Or why “The error bars overlap” is a meaningless statement.¶
In my work as an astrophysicist I have encountered quite a bit of confusion on how to quantify the level of disagreement between two or more measurements with error bars, or even more complex multi-dimensional confidence volumes. This is even more true this term when I am teaching an undergraduate lab course. Thinking a little about this myself, I realized that this is not something I have ever seen written up. At least not in any concise form. So I decided to create this little document, not only to educate others, but also to organize my own thoughts. I put an emphasis on developing the concepts and I make no attempt at rigour.
Suppose we have three measurements of the gravitational acceleration on the Earth’s surface, all with their own error bars (or measurement uncertainties, if you prefer). These are shown in the plot below and the error bars indicate their $1\sigma$ standard deviation.

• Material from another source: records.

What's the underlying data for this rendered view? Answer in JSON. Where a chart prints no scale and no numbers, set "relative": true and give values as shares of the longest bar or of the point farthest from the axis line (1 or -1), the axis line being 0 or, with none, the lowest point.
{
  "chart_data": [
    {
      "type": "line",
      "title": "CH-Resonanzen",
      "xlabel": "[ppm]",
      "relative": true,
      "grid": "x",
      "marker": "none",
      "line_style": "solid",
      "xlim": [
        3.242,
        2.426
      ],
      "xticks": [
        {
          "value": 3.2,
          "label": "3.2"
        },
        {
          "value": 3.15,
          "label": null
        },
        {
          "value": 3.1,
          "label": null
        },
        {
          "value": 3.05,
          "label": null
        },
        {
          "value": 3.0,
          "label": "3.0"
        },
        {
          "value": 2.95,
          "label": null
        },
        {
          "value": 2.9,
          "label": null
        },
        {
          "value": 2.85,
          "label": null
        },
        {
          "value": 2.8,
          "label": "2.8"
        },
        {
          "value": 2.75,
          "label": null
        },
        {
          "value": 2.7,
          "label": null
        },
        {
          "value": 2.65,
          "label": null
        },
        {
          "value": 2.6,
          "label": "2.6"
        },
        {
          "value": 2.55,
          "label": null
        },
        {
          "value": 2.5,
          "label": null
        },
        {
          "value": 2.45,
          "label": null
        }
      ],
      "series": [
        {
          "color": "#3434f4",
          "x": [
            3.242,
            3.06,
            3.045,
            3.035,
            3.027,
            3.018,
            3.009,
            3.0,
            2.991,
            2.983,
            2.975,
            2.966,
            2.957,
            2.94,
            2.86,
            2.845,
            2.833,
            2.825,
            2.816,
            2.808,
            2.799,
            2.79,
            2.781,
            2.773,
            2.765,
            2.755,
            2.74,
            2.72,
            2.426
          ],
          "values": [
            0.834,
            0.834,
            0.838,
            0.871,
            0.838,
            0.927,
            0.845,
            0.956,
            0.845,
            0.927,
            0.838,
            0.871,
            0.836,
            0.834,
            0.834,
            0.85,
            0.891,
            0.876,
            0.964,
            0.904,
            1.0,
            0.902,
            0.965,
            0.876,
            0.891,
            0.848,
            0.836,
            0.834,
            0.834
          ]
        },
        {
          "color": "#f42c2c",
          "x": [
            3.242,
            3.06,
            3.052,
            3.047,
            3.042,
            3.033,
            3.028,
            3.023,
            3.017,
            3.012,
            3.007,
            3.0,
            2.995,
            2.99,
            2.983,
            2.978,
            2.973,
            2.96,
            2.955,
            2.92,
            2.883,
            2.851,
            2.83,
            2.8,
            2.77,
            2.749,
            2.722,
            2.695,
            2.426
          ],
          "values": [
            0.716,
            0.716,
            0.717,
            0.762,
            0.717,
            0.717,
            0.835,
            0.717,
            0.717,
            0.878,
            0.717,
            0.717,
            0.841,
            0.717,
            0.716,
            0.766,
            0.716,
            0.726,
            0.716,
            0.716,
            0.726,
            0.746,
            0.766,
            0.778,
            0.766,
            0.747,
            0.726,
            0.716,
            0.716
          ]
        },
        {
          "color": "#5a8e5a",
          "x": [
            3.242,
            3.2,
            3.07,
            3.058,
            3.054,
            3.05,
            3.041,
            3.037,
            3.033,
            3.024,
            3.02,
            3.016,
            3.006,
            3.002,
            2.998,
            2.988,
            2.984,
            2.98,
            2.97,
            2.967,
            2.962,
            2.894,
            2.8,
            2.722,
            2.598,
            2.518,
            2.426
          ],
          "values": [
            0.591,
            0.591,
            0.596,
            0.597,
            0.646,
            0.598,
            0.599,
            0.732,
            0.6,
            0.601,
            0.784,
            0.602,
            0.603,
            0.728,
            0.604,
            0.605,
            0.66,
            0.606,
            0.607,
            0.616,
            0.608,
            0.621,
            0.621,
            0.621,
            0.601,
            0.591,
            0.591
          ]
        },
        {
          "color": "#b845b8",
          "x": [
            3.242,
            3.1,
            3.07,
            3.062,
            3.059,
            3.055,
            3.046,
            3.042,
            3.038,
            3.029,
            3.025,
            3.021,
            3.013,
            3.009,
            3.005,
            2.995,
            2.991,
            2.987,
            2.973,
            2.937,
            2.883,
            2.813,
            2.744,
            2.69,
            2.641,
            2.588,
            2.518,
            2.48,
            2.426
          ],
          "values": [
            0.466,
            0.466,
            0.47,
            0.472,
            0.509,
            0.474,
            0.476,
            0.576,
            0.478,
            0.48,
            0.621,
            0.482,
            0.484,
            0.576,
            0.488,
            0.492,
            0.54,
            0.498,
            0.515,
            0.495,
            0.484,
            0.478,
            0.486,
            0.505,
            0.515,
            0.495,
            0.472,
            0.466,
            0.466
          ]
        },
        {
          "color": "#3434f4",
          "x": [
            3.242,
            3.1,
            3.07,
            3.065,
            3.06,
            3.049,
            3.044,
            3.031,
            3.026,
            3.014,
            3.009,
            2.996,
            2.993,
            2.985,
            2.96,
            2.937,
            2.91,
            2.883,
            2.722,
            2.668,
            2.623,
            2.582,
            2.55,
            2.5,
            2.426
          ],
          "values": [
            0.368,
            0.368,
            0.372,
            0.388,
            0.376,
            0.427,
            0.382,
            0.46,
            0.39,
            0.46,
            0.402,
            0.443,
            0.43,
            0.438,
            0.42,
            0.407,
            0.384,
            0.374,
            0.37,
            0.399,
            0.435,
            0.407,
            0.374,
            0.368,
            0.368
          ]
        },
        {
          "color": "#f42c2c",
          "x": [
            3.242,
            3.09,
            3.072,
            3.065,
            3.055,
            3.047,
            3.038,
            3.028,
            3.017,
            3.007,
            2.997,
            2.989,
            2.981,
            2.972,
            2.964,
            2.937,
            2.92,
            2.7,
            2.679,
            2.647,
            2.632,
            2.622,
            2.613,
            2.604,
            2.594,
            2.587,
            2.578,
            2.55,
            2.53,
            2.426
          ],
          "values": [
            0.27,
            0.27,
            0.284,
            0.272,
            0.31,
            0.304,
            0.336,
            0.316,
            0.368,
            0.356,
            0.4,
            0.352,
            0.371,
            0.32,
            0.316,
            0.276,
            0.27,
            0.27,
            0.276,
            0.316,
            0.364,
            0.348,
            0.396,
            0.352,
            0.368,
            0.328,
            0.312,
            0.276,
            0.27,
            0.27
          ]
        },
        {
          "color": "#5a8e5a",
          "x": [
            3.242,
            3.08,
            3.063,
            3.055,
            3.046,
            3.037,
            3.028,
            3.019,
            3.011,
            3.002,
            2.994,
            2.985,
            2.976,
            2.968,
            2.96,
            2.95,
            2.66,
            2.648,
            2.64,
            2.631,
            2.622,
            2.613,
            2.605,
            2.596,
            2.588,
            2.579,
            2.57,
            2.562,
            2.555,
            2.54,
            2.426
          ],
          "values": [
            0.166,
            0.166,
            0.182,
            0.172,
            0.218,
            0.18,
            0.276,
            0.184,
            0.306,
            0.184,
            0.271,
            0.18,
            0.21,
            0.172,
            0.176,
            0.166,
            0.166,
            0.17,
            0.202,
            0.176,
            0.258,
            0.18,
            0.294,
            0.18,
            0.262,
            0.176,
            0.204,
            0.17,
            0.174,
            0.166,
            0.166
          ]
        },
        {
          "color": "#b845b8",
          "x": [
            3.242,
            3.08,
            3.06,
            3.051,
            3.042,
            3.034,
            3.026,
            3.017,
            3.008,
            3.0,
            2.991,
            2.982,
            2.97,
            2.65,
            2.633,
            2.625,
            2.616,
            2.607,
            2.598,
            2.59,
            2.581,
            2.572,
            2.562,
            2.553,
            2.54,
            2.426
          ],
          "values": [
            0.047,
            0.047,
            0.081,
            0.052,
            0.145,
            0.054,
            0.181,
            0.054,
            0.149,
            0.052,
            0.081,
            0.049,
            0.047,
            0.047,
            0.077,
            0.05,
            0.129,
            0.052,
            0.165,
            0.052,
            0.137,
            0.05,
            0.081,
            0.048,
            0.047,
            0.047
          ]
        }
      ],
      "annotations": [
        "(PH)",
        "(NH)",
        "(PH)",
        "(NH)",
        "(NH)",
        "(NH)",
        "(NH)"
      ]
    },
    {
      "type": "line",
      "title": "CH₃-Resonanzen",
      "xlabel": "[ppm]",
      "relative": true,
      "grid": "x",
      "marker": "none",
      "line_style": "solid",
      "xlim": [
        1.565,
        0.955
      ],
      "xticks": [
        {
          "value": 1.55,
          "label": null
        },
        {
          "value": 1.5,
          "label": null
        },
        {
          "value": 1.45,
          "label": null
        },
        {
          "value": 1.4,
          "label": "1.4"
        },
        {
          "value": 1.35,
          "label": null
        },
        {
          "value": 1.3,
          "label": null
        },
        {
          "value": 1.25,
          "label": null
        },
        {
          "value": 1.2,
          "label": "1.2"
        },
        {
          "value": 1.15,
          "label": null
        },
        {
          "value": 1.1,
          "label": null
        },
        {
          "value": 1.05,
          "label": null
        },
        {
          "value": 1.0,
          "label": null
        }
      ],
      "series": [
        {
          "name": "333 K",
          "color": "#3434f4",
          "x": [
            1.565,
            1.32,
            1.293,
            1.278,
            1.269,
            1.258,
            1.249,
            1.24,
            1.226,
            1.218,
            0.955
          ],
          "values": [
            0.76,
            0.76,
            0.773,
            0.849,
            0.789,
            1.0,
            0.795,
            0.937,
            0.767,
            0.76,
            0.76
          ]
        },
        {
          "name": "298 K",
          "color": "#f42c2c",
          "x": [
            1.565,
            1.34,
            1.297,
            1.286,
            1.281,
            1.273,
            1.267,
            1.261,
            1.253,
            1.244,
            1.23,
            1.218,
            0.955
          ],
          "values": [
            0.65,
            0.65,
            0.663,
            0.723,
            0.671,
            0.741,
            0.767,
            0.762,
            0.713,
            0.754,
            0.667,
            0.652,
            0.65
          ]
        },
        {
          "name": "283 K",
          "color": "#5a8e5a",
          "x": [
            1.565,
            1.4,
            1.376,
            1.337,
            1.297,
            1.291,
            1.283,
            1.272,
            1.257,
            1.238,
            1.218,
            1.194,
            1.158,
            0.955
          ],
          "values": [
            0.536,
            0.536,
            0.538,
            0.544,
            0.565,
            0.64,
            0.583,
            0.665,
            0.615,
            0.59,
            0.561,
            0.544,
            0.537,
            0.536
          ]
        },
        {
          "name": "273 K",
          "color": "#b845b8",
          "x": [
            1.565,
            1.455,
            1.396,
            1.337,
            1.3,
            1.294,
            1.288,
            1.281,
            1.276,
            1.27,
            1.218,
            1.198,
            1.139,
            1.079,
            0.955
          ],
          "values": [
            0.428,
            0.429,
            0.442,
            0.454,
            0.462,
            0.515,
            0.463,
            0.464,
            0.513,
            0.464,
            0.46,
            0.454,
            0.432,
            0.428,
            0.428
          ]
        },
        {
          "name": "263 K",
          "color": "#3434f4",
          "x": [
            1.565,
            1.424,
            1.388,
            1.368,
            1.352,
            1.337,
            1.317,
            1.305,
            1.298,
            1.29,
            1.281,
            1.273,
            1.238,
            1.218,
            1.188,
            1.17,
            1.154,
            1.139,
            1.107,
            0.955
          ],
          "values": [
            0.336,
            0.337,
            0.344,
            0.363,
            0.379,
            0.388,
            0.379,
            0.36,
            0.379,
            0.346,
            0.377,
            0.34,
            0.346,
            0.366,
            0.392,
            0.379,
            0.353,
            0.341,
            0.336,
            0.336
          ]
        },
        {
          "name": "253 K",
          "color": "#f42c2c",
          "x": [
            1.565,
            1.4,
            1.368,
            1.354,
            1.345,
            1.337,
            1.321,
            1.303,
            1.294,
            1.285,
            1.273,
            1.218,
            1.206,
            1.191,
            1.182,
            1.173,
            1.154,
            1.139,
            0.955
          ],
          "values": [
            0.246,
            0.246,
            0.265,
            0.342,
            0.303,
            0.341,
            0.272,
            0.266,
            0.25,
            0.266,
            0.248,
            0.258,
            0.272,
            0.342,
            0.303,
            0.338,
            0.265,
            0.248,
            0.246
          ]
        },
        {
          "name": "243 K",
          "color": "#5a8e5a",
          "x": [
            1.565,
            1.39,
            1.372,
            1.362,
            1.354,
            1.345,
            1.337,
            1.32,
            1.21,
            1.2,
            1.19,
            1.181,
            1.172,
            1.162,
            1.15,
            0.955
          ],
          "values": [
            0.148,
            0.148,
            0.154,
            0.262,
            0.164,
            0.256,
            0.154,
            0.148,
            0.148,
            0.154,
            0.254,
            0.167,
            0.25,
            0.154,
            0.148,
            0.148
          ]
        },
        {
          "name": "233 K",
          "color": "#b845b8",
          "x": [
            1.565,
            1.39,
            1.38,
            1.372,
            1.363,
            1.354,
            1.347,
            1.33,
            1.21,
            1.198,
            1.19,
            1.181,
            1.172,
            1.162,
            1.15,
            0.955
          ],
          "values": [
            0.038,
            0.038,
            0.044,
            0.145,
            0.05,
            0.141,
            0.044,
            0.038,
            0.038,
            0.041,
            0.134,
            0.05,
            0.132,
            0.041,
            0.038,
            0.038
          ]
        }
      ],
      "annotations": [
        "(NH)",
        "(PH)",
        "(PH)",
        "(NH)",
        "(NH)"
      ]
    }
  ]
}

For the first two of these measurements we usually say that they agree within their errors with the known true value. The third data point is at $9.89\pm0.03$. We call this a $2.7\sigma$ disagreement with the known value of $9.81\,\mathrm{m\,s}^{-2}$. This is easy to do because the true value is known so accurately that we can treat it as error free. But what about the mutual agreement between the three measurements? They all have errors. How do we decide whether they are in conflict and how significant this conflict is? Visually it is still easy for measurements 2 and 3. The data point of measurment 3 is within the upper error bar of measurement 2. We can say these two measurment agree within their errors, even though point 3 is mildly significant outlier from the canonical value of $g$.

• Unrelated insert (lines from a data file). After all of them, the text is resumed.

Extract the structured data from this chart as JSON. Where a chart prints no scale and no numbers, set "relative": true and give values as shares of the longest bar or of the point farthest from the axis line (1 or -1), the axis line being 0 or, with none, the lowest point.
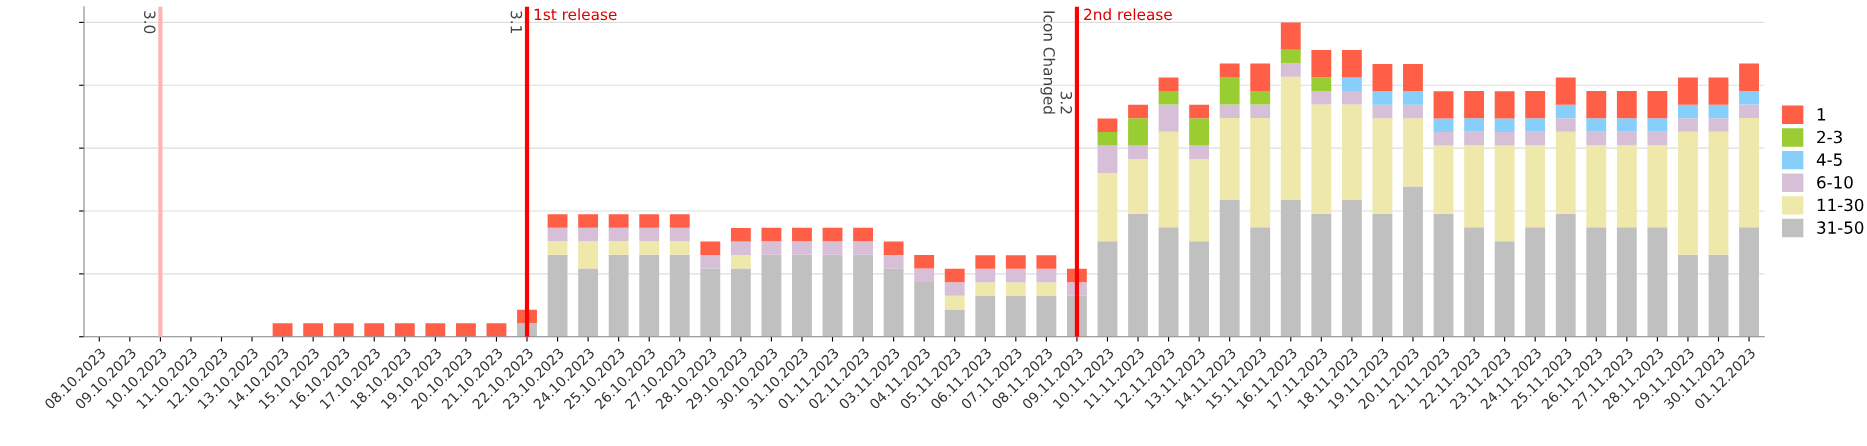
{
  "chart_data": {
    "type": "bar",
    "stacked": true,
    "relative": true,
    "grid": "y",
    "legend": "right",
    "categories": [
      "08.10.2023",
      "09.10.2023",
      "10.10.2023",
      "11.10.2023",
      "12.10.2023",
      "13.10.2023",
      "14.10.2023",
      "15.10.2023",
      "16.10.2023",
      "17.10.2023",
      "18.10.2023",
      "19.10.2023",
      "20.10.2023",
      "21.10.2023",
      "22.10.2023",
      "23.10.2023",
      "24.10.2023",
      "25.10.2023",
      "26.10.2023",
      "27.10.2023",
      "28.10.2023",
      "29.10.2023",
      "30.10.2023",
      "31.10.2023",
      "01.11.2023",
      "02.11.2023",
      "03.11.2023",
      "04.11.2023",
      "05.11.2023",
      "06.11.2023",
      "07.11.2023",
      "08.11.2023",
      "09.11.2023",
      "10.11.2023",
      "11.11.2023",
      "12.11.2023",
      "13.11.2023",
      "14.11.2023",
      "15.11.2023",
      "16.11.2023",
      "17.11.2023",
      "18.11.2023",
      "19.11.2023",
      "20.11.2023",
      "21.11.2023",
      "22.11.2023",
      "23.11.2023",
      "24.11.2023",
      "25.11.2023",
      "26.11.2023",
      "27.11.2023",
      "28.11.2023",
      "29.11.2023",
      "30.11.2023",
      "01.12.2023"
    ],
    "series": [
      {
        "name": "31-50",
        "color": "#c0c0c0",
        "values": [
          0,
          0,
          0,
          0,
          0,
          0,
          0,
          0,
          0,
          0,
          0,
          0,
          0,
          0,
          0.043,
          0.261,
          0.217,
          0.261,
          0.261,
          0.261,
          0.217,
          0.217,
          0.261,
          0.261,
          0.261,
          0.261,
          0.217,
          0.174,
          0.087,
          0.13,
          0.13,
          0.13,
          0.13,
          0.304,
          0.391,
          0.348,
          0.304,
          0.435,
          0.348,
          0.436,
          0.391,
          0.435,
          0.391,
          0.478,
          0.391,
          0.348,
          0.304,
          0.348,
          0.391,
          0.348,
          0.348,
          0.348,
          0.261,
          0.261,
          0.348
        ]
      },
      {
        "name": "11-30",
        "color": "#eee8aa",
        "values": [
          0,
          0,
          0,
          0,
          0,
          0,
          0,
          0,
          0,
          0,
          0,
          0,
          0,
          0,
          0,
          0.043,
          0.087,
          0.043,
          0.043,
          0.043,
          0,
          0.043,
          0,
          0,
          0,
          0,
          0,
          0,
          0.043,
          0.043,
          0.043,
          0.043,
          0,
          0.217,
          0.174,
          0.304,
          0.261,
          0.261,
          0.348,
          0.391,
          0.348,
          0.304,
          0.304,
          0.217,
          0.217,
          0.261,
          0.304,
          0.261,
          0.261,
          0.261,
          0.261,
          0.261,
          0.391,
          0.391,
          0.348
        ]
      },
      {
        "name": "6-10",
        "color": "#d8bfd8",
        "values": [
          0,
          0,
          0,
          0,
          0,
          0,
          0,
          0,
          0,
          0,
          0,
          0,
          0,
          0,
          0,
          0.043,
          0.043,
          0.043,
          0.043,
          0.043,
          0.043,
          0.043,
          0.043,
          0.043,
          0.043,
          0.043,
          0.043,
          0.043,
          0.043,
          0.043,
          0.043,
          0.043,
          0.043,
          0.087,
          0.043,
          0.087,
          0.043,
          0.043,
          0.043,
          0.043,
          0.043,
          0.043,
          0.043,
          0.043,
          0.043,
          0.043,
          0.043,
          0.043,
          0.043,
          0.043,
          0.043,
          0.043,
          0.043,
          0.043,
          0.043
        ]
      },
      {
        "name": "4-5",
        "color": "#87cefa",
        "values": [
          0,
          0,
          0,
          0,
          0,
          0,
          0,
          0,
          0,
          0,
          0,
          0,
          0,
          0,
          0,
          0,
          0,
          0,
          0,
          0,
          0,
          0,
          0,
          0,
          0,
          0,
          0,
          0,
          0,
          0,
          0,
          0,
          0,
          0,
          0,
          0,
          0,
          0,
          0,
          0,
          0,
          0.043,
          0.043,
          0.043,
          0.043,
          0.043,
          0.043,
          0.043,
          0.043,
          0.043,
          0.043,
          0.043,
          0.043,
          0.043,
          0.043
        ]
      },
      {
        "name": "2-3",
        "color": "#9acd32",
        "values": [
          0,
          0,
          0,
          0,
          0,
          0,
          0,
          0,
          0,
          0,
          0,
          0,
          0,
          0,
          0,
          0,
          0,
          0,
          0,
          0,
          0,
          0,
          0,
          0,
          0,
          0,
          0,
          0,
          0,
          0,
          0,
          0,
          0,
          0.043,
          0.087,
          0.043,
          0.087,
          0.087,
          0.043,
          0.043,
          0.043,
          0,
          0,
          0,
          0,
          0,
          0,
          0,
          0,
          0,
          0,
          0,
          0,
          0,
          0
        ]
      },
      {
        "name": "1",
        "color": "#ff5f46",
        "values": [
          0,
          0,
          0,
          0,
          0,
          0,
          0.043,
          0.043,
          0.043,
          0.043,
          0.043,
          0.043,
          0.043,
          0.043,
          0.043,
          0.043,
          0.043,
          0.043,
          0.043,
          0.043,
          0.043,
          0.043,
          0.043,
          0.043,
          0.043,
          0.043,
          0.043,
          0.043,
          0.043,
          0.043,
          0.043,
          0.043,
          0.043,
          0.043,
          0.043,
          0.043,
          0.043,
          0.043,
          0.087,
          0.087,
          0.087,
          0.087,
          0.087,
          0.087,
          0.087,
          0.087,
          0.087,
          0.087,
          0.087,
          0.087,
          0.087,
          0.087,
          0.087,
          0.087,
          0.087
        ]
      }
    ],
    "ref_lines": [
      {
        "axis": "x",
        "value": "10.10.2023",
        "label": "3.0",
        "color": "#ffb3b3"
      },
      {
        "axis": "x",
        "value": "22.10.2023",
        "label": "3.1",
        "color": "#ff0000"
      },
      {
        "axis": "x",
        "value": "09.11.2023",
        "label": "3.2\nIcon Changed",
        "color": "#ff0000"
      }
    ],
    "annotations": [
      {
        "text": "1st release",
        "x": "22.10.2023"
      },
      {
        "text": "2nd release",
        "x": "09.11.2023"
      }
    ]
  }
}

What about measurements 1 and 2? For such cases we often find phrases like “the estimates agree with overlapping $1\sigma$ error bars” or “they agree within their $1\sigma$ error bars” in the astronomical literature. What is the first phrase supposed to mean and is the second one even correct? We use the $\sigma$ notation as a way of assigning probabilities that measurements agree, e.g., a $1\sigma$ discrepancy means that in 31.7% of all such cases the deviation is purely random, a $2\sigma$ disagreement happens randomly in only 4.5% of all cases. Statements like the ones above do not allow us to deduce such probabilities. If the $1\sigma$ error bars of two measurements overlap but mutually exclude the other value, what is the probability that these two data points actually agree or disagree?
Deciding whether single data points with errors agree with an error free value was easy. We justed checked whether the difference between the measure and true value is smaller than the measurement uncertainty. This description already holds the key to the procedure to determine whether measurements 1 and 2 compatible. If two measurements agree their difference must be compatible with zero. So we just compute the difference of measurements 2, $\Delta_{12} = g_1 - g_2$, and check that the error bar of the difference includes zero, where here and in the following the subscripts denote the measurement number.
What is the error bar of the difference $\Delta$? Simple, we just use propagation of uncertainties: $$ \sigma_{\Delta_{12}}^2 = \sigma_1^2 \left(\frac{\partial \Delta}{\partial g_1}\right)^2 + \sigma_2^2 \left(\frac{\partial \Delta}{\partial g_2}\right)^2 + 2 \sigma_{12}^2 \frac{\partial \Delta}{\partial g_1} \frac{\partial \Delta}{\partial g_2} $$ The last term in the sum may be unfamiliar and many introductory texts simply omit it. It takes into account possible correlations between measurements 1 and 2. For now we simply assume that $\sigma_{12}$ is zero. Then we have $$ \sigma_{\Delta_{12}} = \sqrt{\sigma_1^2 + \sigma_2^2}\;. $$
The results for our measurements are $\Delta_{12} = (-0.11 \pm 0.09)\,\mathrm{m\,s^{-2}}$, $\Delta_{13} = (-0.14 \pm 0.08)\,\mathrm{m\,s^{-2}}$, and $\Delta_{23} = (-0.03 \pm 0.07)\,\mathrm{m\,s^{-2}}$, or in graphical form:
As expected we find that measurements 2 and 3 agree. After all, one point is contained within the error bar of another. Also as expected we see that measurements 1 and 3 are incompatible at the $1\sigma$ level. Their error bars do not even overlap. Now the interesting case, the difference between data points 1 and 2 also shows a disagreement at the $1\sigma$ level. This is the case were the error bars overlap but the data points are mutually outside each other’s uncertainty. Can we conclude now that in such cases a significant disagreement exists between data points?
Unfortunately not. Consider another data point in our experiment:
Again the error bars of points 1 and 4 overlap without containing each others’ central value. Yet the $1\sigma$ error bar of the difference includes zero, $\Delta_{14} = (-0.10 \pm 0.11)\,\mathrm{m\,s^{-2}}$:
What we learn from this is that a statement a la “the error bars overlap” does not allow us to judge at what two measurements agree or disagree. In a setting in which we often have formal requirements on what we call significant and what not, such statements are thus not helpful and it would be better to retire them in favor of more quantitative expressions.